Disney has moved to narrow the scope of its lawsuit against Florida Gov. Ron DeSantis, saying that the controversial conservative politician retaliated against the company after it publicly opposed a state law restricting classroom discussion of gender identity and sexuality.
“A targeted campaign of government retaliation—orchestrated at every step by Governor DeSantis as punishment for Disney’s protected speech—now threatens Disney’s business operations, jeopardizes its economic future in the region, and violates its constitutional rights,” the lawsuit states.
According to CBS News, Disney on Friday asked a federal judge for permission to file an unamended complaint, which would leave only its First Amendment allegations in place.
“We will continue to fight vigorously to defend these contracts, because these agreements will determine whether or not Disney can invest billions of dollars and generate thousands of new jobs in Florida,” Disney said, explaining, in part, its decision to drop other state-level claims.

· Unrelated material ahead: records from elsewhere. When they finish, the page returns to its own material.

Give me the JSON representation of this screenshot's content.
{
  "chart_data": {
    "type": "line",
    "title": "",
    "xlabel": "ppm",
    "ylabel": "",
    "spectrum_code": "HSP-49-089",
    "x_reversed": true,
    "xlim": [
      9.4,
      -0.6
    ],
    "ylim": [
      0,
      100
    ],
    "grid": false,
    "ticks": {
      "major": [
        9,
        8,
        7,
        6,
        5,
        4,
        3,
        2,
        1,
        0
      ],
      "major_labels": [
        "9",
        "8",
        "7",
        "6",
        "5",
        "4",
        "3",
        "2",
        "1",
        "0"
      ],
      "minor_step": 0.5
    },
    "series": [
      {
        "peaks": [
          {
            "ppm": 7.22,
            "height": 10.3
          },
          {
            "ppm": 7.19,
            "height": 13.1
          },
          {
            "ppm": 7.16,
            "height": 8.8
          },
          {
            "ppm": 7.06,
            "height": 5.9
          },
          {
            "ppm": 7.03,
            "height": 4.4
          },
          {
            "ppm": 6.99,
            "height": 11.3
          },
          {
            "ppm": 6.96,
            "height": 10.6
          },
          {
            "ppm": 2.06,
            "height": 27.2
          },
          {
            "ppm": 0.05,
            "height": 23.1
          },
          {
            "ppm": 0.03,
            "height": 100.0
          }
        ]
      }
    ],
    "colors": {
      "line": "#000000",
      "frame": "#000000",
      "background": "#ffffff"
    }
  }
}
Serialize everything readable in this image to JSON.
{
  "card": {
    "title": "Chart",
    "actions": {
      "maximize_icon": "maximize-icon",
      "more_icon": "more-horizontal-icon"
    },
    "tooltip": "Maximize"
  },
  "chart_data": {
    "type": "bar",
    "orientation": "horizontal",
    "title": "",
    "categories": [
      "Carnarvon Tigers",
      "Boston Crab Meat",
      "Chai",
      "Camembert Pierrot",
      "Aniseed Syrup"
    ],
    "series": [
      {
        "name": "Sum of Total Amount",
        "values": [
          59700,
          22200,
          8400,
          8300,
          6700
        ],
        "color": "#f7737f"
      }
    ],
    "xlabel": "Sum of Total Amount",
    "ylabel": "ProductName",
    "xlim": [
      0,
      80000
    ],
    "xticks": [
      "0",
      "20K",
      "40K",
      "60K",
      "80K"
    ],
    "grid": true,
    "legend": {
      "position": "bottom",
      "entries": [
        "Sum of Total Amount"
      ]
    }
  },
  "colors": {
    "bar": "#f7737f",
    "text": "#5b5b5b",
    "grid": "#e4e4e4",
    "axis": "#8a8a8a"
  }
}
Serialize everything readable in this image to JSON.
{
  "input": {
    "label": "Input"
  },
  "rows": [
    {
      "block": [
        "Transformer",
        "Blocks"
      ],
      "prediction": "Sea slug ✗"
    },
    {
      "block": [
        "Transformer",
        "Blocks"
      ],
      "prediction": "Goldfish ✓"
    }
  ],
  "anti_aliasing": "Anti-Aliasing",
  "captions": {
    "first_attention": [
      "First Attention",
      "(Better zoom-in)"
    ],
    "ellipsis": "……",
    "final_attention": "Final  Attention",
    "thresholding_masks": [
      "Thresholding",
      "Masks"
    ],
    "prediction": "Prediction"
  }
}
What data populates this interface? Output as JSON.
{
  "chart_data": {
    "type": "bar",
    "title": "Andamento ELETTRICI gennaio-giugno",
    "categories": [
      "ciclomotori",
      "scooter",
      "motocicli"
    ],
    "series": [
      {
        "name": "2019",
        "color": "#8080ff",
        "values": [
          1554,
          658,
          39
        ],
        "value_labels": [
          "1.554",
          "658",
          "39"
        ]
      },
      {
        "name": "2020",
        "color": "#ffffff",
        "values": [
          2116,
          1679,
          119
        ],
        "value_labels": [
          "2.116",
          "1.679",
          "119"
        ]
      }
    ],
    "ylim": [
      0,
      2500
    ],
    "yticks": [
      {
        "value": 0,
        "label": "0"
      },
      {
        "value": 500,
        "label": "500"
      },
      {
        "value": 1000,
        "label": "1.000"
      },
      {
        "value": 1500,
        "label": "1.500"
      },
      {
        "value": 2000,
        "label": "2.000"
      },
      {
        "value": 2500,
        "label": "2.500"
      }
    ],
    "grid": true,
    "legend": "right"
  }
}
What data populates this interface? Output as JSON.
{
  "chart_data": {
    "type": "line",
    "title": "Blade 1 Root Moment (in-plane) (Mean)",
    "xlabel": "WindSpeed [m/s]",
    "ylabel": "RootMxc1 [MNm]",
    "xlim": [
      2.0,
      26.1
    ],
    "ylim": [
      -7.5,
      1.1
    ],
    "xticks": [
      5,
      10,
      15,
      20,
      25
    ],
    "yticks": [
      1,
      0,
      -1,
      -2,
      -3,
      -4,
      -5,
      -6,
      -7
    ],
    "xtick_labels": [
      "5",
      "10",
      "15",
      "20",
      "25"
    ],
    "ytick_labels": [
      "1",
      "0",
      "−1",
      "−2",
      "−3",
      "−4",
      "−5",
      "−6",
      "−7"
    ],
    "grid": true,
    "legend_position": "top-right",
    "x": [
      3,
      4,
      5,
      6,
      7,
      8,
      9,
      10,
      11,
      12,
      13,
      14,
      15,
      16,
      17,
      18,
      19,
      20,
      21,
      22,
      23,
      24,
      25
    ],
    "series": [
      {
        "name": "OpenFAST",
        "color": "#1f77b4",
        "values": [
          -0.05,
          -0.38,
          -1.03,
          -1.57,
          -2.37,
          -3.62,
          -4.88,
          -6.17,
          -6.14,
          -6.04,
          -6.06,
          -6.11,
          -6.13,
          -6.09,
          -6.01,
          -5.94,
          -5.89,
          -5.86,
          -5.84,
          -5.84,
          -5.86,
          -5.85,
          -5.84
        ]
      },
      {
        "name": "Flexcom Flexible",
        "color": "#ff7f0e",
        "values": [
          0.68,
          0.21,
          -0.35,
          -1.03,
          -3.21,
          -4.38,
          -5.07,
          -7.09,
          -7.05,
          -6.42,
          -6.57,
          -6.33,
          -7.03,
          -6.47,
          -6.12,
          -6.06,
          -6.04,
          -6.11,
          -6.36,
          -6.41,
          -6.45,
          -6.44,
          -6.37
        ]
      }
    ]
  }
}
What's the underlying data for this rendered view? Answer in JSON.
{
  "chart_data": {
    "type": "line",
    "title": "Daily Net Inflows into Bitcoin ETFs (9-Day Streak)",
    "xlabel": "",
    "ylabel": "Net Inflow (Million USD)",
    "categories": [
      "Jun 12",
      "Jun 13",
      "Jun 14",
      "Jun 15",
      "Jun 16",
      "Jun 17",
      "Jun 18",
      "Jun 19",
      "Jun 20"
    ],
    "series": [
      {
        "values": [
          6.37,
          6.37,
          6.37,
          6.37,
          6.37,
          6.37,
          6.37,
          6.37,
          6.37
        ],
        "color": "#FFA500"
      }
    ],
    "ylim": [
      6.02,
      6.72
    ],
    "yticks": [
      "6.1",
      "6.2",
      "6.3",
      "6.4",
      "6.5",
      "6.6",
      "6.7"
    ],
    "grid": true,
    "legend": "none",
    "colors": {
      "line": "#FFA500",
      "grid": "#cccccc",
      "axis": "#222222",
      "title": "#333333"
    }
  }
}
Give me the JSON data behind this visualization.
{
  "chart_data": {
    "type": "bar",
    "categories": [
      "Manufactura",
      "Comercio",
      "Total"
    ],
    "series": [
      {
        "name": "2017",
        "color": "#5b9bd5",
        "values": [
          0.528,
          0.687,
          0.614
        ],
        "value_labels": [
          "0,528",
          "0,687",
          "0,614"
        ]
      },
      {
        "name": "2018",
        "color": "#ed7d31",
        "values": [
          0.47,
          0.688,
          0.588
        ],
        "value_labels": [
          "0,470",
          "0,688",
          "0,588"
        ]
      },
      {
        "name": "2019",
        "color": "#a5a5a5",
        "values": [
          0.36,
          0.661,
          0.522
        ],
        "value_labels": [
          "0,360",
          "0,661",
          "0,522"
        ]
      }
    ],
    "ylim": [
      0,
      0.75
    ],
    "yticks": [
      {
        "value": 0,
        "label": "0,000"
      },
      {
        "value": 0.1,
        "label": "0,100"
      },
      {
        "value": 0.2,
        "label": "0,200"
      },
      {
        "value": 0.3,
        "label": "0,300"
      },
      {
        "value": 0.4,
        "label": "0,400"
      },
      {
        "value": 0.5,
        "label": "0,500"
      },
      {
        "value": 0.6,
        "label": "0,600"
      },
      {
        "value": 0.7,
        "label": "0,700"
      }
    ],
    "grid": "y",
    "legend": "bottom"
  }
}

If approved, the company would continue to pursue a separate claim—relating to the legality of agreements signed with Disney’s governing district, the former Reedy Creek Improvement District—to a Florida state court.
DeSantis, adds CBS News, effectively took control of Reedy Creek in February, which he then reconstituted as the Central Florida Tourism Oversight District, or CFTOD.
The governor also appointed five people to replace Reedy Creek’s elected board, and suggested that he might impose taxes on Disney hotels.
Somewhat comically, DeSantis also said that he might place a prison near Walt Disney World.
However, Disney escalated its feud with Florida by stripping Reedy Creek of much of its authority, giving Disney power over regional development before handing the reins to its DeSantis-approved successor.
The agreements, writes CBS, shifted control and design of the theme park from Reedy Creek and the Central Florida Tourism Oversight District back to Disney’s corporate headquarters. DeSantis has since challenged these provisions in state court.
In its federal filing, Disney maintains that Gov. DeSantis is waging a political war against the company for having simply taken a public stance against some of the state’s most controversial laws and initiatives.
“Disney faces concrete, imminent, and ongoing injury as a result of CFTOD’s new powers and composition, which are being used to punish Disney for expressing a political view,” Disney said in its motion.
The revised complaint would challenge “this unconstitutional weaponization of government by seeking a declaratory judgment that will allow Disney to pursue its future in Florida free from the ongoing retaliatory actions from the CFTOD Board.”
While presiding U.S. District Judge Allen Winsor had earlier rejected Disney’s request to narrow the lawsuit’s scope, he said that the company could refile its motion as long as it first liaised with DeSantis’s legal team.